Plain sailing so far. What could go wrong? An object composed with more than one instance of another object is what. Switching examples from accommodation types to people and addresses, a person object has a home address and a billing address, both of which might be represented by an Address class, making the Person object thus:
public class PersonDetails
{
    public int Id { get; set; }

    ... other properties ...

    public Address HomeAddress { get; set; }
    public Address MailingAddress { get; set; }
}
That's ok, but if the Address has an enum in there like, oh I don't know, State, like this...
public class Address
{
    public int Id { get; set; }

    ... other properties ...

    [Column("StateId")]
    public State State{ get; set; }
}
...then the problem you'll hit is you'd now have two StateIds in your Person table. 'Schema specified is not valid.
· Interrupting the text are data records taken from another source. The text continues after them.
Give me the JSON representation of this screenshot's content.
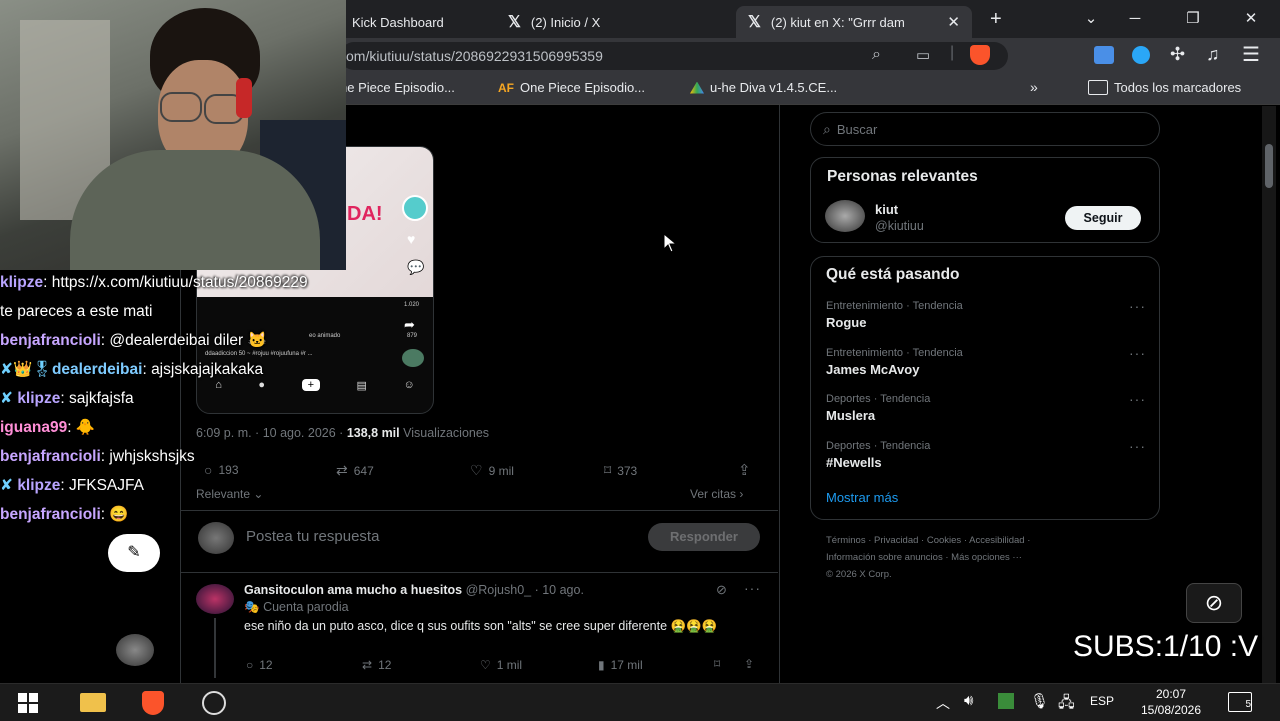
{
  "browser": {
    "tabs": [
      {
        "title": "Kick Dashboard",
        "active": false
      },
      {
        "title": "(2) Inicio / X",
        "active": false
      },
      {
        "title": "(2) kiut en X: \"Grrr dam",
        "active": true
      }
    ],
    "url": "x.com/kiutiuu/status/2086922931506995359",
    "url_visible": "om/kiutiuu/status/2086922931506995359",
    "bookmarks": [
      "ne Piece Episodio...",
      "One Piece Episodio...",
      "u-he Diva v1.4.5.CE...",
      "Todos los marcadores"
    ],
    "bookmark_prefix": "AF",
    "window_controls": {
      "minimize": "─",
      "maximize": "❐",
      "close": "✕"
    }
  },
  "tweet": {
    "timestamp": "6:09 p. m. · 10 ago. 2026 ·",
    "views_count": "138,8 mil",
    "views_label": "Visualizaciones",
    "replies": "193",
    "reposts": "647",
    "likes": "9 mil",
    "bookmarks": "373",
    "sort_label": "Relevante",
    "quotes_label": "Ver citas",
    "reply_placeholder": "Postea tu respuesta",
    "reply_button": "Responder",
    "media_text": "DA!",
    "media_counts": [
      "1.020",
      "879"
    ],
    "media_caption": "ddaadiccion 50 ~ #rojuu #rojuufuna #r ...",
    "media_caption2": "eo animado"
  },
  "reply": {
    "display_name": "Gansitoculon ama mucho a huesitos",
    "handle": "@Rojush0_ · 10 ago.",
    "badge": "Cuenta parodia",
    "text": "ese niño da un puto asco, dice q sus oufits son \"alts\" se cree super diferente 🤮🤮🤮",
    "replies": "12",
    "reposts": "12",
    "likes": "1 mil",
    "views": "17 mil"
  },
  "sidebar": {
    "search_placeholder": "Buscar",
    "relevant_title": "Personas relevantes",
    "person_name": "kiut",
    "person_handle": "@kiutiuu",
    "follow_label": "Seguir",
    "trending_title": "Qué está pasando",
    "trends": [
      {
        "category": "Entretenimiento · Tendencia",
        "name": "Rogue"
      },
      {
        "category": "Entretenimiento · Tendencia",
        "name": "James McAvoy"
      },
      {
        "category": "Deportes · Tendencia",
        "name": "Muslera"
      },
      {
        "category": "Deportes · Tendencia",
        "name": "#Newells"
      }
    ],
    "show_more": "Mostrar más",
    "footer_line1": [
      "Términos",
      "Privacidad",
      "Cookies",
      "Accesibilidad"
    ],
    "footer_line2": [
      "Información sobre anuncios",
      "Más opciones ···"
    ],
    "footer_line3": "© 2026 X Corp."
  },
  "chat": [
    {
      "user": "klipze",
      "text": "https://x.com/kiutiuu/status/20869229",
      "badge": ""
    },
    {
      "user": "",
      "text": "te pareces a este mati",
      "badge": ""
    },
    {
      "user": "benjafrancioli",
      "text": "@dealerdeibai diler",
      "badge": ""
    },
    {
      "user": "dealerdeibai",
      "text": "ajsjskajajkakaka",
      "badge": "✘👑🎖"
    },
    {
      "user": "klipze",
      "text": "sajkfajsfa",
      "badge": "✘"
    },
    {
      "user": "iguana99",
      "text": "",
      "badge": ""
    },
    {
      "user": "benjafrancioli",
      "text": "jwhjskshsjks",
      "badge": ""
    },
    {
      "user": "klipze",
      "text": "JFKSAJFA",
      "badge": "✘"
    },
    {
      "user": "benjafrancioli",
      "text": "",
      "badge": ""
    }
  ],
  "overlay": {
    "subs_text": "SUBS:1/10 :V"
  },
  "taskbar": {
    "language": "ESP",
    "time": "20:07",
    "date": "15/08/2026",
    "notifications": "5"
  }
}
Errors: (319,6) : error 0019: Each property name in a type must be unique. Property name 'StateId' was already defined'. That [Column("StateId")] annotation is a literal - it can't generate, as it should, separate columns called 'HomeAddress_StateId' and 'MailingAddress_StateId' the way EF would, left to its own devices. In this case you need to remove that [Column("StateId")] annotation, then switch to Data Annotations' big brother, the Fluent API.
protected override void OnModelCreating(DbModelBuilder modelBuilder)
{
    modelBuilder.Entity()
                .Property(p => p.HomeAddress.State)
                .HasColumnName("HomeAddress_StateId");

    modelBuilder.Entity()
                .Property(p => p.MailingAddress.State)
                .HasColumnName("MailingAddress_StateId");
}
Some might argue that all of your configuration should be done fluently like this, and they're probably right. I'd rather do what I can using the Data Annotations before resorting to the fluent API simply because the annotation metadata is close to the actual thing its annotating, and also, if you do everything in OnModelCreating that can become as messy as Bali traffic. But it's up to you.